What you get if you open it with Notepad is just the ASCII representation of the bytes of machine code. In the same way that opening a picture file with Notepad will just look like mangled garbage, so will an application.

However, there is still a pattern to that machine code. If you write and compile the same code, you get the same machine code out of it. It is possible to do this process backwards (decompiling). However, there are some things that don’t get preserved.

For example, if I write code that says something like `var numberOfRetries = 5`, that *numberOfRetries* name for my variable isn’t important in the final product, so it gets discarded during compilation (and the compiler just knows to use the actual memory addresses/etc instead). If you run that code through a decompiler, you would just get something like `var a = 5`, and you would have to, through context, figure out what `a` actually does.

So it becomes a puzzle of figuring out what everything means. You have to use contextual clues to figure things out. Sometimes this is relatively easy (for example, if you see `log.debug(“Retries left: {}”, a)`, you might realize that “*a*” represents the number of retries you have left. You build on this knowledge and rebuild all those variable names and you can figure out what’s happening.

That mess of characters has meaning, as evidenced by the computer knowing how to run it. Converting it back is just a matter of converting the coded data back to a human-readable form. This is no different than how you can convert sounds to letters and understand it either way.
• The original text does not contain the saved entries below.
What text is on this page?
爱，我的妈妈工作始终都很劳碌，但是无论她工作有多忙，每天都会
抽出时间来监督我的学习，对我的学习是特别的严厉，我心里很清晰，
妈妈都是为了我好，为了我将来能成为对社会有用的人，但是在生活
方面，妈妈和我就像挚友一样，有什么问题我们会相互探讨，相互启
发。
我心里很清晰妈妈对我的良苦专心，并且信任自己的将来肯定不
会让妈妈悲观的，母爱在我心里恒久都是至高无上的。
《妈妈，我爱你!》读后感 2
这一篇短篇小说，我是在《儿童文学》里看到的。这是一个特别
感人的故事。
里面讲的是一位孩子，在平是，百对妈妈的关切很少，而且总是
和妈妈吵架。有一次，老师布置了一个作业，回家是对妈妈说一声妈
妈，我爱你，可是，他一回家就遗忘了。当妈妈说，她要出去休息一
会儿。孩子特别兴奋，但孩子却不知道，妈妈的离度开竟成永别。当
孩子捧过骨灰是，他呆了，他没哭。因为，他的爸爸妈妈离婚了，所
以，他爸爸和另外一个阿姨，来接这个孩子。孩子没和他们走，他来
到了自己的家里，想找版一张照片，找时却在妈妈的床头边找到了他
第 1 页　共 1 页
The jumbled mess of characters is no different that how this block of text is a jumbled mess of characters to somebody that cannot read English, or Japanese text is a jumbled mess for somebody that cannot read Japanese.

The computer prefers binary instructions like “0x90” (1 byte when stored in a code), while a human will have an easier time reading it as “NOP”, which means “no operation” or “do nothing”, typically implemented as a meaningless operation like X+0. All of the other operations a computer can perform are similarly encoded, such as “0x05 0x00 0x10” is “ADD AX 0x0010” or “x = x + 16” (I may have the order wrong and that may be “x = x + 4096” instead). For the vast majority of processors, you can look up the encodings online as they are publicly provided by the chip maker – the examples I gave are for x86/x64 (desktop Intel/AMD processors).

That very basic form is known as disassembly, and produces readable code that is very verbose.

From there, you can process the instructions for common patterns to make even more readable code. The process is not perfect, however. The computer has no need to know the names of variables or functions, and so those are almost never saved in the binary. To get those, you either have to figure them out from what the code does or when it is called, or you need separate debugging data. Optimizations will also make a mess of the code by moving and changing it, sometimes very significantly, which makes the whole process much harder.

As a final note, some coding will not be fully compiled. Languages like Javascript (heavily used on webpages) is plain text that is only compiled right before it is run. Python (commonly used for desktop and scientific scripting) can be compiled ahead of time, but keeps a lot of debugging information with the code for ease – often it is distributed as plain text as well.

computers “think” in binary or energy =1 or no energy =0. the structure of the chip makes it happen that thoses states create certain results. you can compare it to a huge system of floodgates that let water through or not. in reality its a little more complcate. certain results have got certain names to make it understandable for humans. this is called assembler or assembly. everything that happens in your computer happens at this level. it would be realy complicated to write your code in this language (i did it by myself) so some clever guys used those assembly commands to create higher languages that are easier understandable and create results that are oriented more on how humans think. there is one disadvantage, those languages are slower, so if you want the code to run faster, you translate it into assembly and optimize the code by deleting unnecessary code. now to reverseengineer code, you have to act like the scientists in jurrasic park. you take parts of the assembly code and compare it to the assembly code that build a code in a higher language. if you find enough elements of the “assembly-dna” of a certain command , you fill it up with the necessary assembly code and tada, you got another line. now because of the fact that this has to follow certain rules, you can write a program that does this automatically.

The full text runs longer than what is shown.